A healthy living blog from Marshfield Clinic

First trimester tips: What to expect in early pregnancy

Man and woman excited about a pregnancy test

A positive pregnancy test can bring excitement and a lot of questions about prenatal appointments and what physical changes to expect in the first trimester.

The first trimester of pregnancy can be full of excitement and uncertainty at the same time.

If it’s your first pregnancy, you’ll probably have a lot of questions the moment you see a positive test.

“Women who get regular periods may find out they’re pregnant as soon as four to six weeks, and most women know by eight weeks when they’ve missed a cycle or two,” said Dr. Moyosore Adeyekun, a Marshfield Clinic OB-GYN physician. “Home pregnancy tests are quite reliable once you get a positive result.”

Call your OB-GYN provider to schedule your first prenatal appointment once you know you’re pregnant, and check out this insight about what to expect during your first 12 weeks and 6 days of pregnancy.

Practice healthy habits

As soon as you find out you’re expecting, take these steps to protect your health and the health of your growing baby:

  • Stop using tobacco products.
  • Stop using recreational drugs, including marijuana.
  • Stop drinking alcohol.
  • Take a daily prenatal vitamin with 800 micrograms of folic acid.
  • Eat a healthful diet.
  • Continue your normal exercise routine or get active by walking.
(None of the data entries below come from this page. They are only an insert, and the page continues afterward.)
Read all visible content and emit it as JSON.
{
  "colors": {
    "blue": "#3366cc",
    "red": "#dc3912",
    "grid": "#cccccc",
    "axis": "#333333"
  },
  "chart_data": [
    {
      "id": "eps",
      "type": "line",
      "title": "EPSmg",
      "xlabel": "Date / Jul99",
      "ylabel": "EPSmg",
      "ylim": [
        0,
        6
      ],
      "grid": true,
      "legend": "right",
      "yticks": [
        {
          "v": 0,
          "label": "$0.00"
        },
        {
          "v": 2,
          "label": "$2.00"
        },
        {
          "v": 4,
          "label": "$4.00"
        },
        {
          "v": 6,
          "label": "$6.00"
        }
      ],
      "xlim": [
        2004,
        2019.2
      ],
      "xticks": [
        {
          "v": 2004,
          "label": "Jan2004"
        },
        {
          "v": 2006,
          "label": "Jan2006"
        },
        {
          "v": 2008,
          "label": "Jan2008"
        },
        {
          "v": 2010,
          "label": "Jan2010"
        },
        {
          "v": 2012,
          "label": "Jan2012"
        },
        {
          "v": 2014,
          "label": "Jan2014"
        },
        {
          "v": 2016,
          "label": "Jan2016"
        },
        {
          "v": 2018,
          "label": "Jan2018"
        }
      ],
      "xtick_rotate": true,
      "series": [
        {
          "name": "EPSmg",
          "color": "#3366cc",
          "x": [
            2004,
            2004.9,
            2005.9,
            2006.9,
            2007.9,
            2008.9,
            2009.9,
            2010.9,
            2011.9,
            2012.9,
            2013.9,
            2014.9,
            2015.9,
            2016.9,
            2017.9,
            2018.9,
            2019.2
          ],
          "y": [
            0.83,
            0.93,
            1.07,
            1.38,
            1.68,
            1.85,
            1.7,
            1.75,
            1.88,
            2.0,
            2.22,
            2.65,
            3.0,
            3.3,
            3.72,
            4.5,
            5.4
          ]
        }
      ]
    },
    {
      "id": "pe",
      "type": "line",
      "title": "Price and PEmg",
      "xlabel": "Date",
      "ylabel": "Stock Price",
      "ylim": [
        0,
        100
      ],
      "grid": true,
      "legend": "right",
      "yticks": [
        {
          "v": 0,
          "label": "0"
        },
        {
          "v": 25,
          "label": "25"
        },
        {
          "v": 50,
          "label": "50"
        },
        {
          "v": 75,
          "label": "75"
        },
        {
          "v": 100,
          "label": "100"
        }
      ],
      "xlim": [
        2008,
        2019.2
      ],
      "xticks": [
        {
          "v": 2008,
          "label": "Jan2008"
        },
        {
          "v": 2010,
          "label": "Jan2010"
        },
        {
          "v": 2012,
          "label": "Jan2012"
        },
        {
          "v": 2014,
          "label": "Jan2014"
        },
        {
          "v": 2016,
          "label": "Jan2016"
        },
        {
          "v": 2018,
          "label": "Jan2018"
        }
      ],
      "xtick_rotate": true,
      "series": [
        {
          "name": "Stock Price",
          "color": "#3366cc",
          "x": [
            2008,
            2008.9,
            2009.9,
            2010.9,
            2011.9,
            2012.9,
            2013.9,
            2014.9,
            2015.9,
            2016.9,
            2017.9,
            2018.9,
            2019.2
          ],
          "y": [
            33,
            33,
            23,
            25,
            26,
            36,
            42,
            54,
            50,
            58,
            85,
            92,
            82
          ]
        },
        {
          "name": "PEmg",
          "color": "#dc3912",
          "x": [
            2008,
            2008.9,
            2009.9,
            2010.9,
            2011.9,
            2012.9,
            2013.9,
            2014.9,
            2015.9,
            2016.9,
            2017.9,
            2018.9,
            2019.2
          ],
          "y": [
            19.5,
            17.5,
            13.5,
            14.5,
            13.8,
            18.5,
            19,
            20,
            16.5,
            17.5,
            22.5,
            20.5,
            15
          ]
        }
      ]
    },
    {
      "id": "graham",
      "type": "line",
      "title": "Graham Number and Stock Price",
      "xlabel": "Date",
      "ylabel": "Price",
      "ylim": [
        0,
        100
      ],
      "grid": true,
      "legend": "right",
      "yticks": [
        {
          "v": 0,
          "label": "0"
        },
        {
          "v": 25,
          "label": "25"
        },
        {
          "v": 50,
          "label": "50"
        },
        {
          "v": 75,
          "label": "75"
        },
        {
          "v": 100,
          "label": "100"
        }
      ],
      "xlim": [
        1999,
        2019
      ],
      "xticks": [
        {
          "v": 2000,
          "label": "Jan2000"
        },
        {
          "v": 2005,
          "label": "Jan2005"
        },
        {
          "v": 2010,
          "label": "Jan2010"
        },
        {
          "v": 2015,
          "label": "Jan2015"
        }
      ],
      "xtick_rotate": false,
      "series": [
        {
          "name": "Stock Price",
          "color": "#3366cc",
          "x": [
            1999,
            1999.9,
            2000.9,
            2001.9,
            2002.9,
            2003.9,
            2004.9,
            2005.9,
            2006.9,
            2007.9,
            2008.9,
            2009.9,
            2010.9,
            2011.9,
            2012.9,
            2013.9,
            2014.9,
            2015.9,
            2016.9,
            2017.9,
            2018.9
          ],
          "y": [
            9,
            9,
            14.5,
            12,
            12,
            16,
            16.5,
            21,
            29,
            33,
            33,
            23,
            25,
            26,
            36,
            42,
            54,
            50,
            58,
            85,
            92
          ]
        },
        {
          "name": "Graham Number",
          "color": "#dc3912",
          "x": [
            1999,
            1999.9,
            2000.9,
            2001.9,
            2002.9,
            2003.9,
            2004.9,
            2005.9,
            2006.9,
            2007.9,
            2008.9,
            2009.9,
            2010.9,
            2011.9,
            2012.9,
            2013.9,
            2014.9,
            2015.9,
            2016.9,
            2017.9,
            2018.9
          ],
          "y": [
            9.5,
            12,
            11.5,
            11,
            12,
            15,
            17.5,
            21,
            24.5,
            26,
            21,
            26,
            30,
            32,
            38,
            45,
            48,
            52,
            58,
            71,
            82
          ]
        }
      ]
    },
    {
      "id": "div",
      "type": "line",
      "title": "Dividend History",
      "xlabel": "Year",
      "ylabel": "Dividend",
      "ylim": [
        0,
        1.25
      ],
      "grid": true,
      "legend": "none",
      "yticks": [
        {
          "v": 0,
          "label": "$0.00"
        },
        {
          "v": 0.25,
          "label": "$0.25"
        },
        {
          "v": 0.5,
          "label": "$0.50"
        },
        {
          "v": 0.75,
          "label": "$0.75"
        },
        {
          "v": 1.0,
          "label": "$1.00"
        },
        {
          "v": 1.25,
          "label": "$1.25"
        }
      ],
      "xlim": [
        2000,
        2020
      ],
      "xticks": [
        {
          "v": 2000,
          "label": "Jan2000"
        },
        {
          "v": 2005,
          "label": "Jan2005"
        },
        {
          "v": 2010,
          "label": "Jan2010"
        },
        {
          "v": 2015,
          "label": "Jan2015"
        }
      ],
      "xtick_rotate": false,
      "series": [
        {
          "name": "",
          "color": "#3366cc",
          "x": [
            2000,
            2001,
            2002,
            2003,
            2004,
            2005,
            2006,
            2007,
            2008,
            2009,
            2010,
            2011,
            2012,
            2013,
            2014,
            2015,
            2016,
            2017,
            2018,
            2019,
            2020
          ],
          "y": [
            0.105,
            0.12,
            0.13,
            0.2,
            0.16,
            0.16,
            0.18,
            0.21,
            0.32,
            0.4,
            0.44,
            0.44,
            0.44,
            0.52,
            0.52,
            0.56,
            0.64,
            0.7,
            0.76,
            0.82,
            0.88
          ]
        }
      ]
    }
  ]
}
What to expect at your first appointment

The first prenatal appointment usually happens when you’re 6-10 weeks pregnant, depending on when you find out you’re expecting. Your doctor will ask you questions about your medical history, medications, past pregnancies, family history and health habits.

Part of the first visit is optimizing your knowledge about pregnancy, risk reduction and avoiding pregnancy hazards,” Adeyekun said. “I counsel my patients on taking vitamins, exercising, eating a healthy diet and quitting substances that are harmful to the baby.”

You’ll learn your due date, which is calculated based on the date of your last period or an ultrasound if you don’t remember the date.

Your doctor will do a complete physical exam to check for undiagnosed medical conditions. He or she will review your medications and provide pregnancy-safe prescriptions and over-the-counter options if necessary.

Blood tests at your first appointment will check for anemia, sexually transmitted diseases and other infections that can be treated or managed to protect you and your baby. Your doctor will talk to you about genetic testing and prenatal screenings to check for fetal abnormalities.

Most women have one to three prenatal appointments during the first trimester. You may have more if you have health conditions that make your pregnancy high risk.

Pay attention to changes in your body

You may notice pregnancy symptoms before you know you’re pregnant and throughout your first trimester. Nausea, breast tenderness, mild lower abdominal cramping and appetite changes are some of the most common things women notice. Some women have no symptoms.

Although nausea and vomiting are normal, they shouldn’t interrupt your daily life. Prescription medication can help reduce these symptoms.

However, vaginal bleeding and severe cramping aren’t normal pregnancy symptoms.

“A little bit of spotting is not serious for most patients but you still need to tell your doctor,” Adeyekun said.

If you’re not sure whether what you’re experiencing is a normal part of pregnancy, give your doctor’s office a call.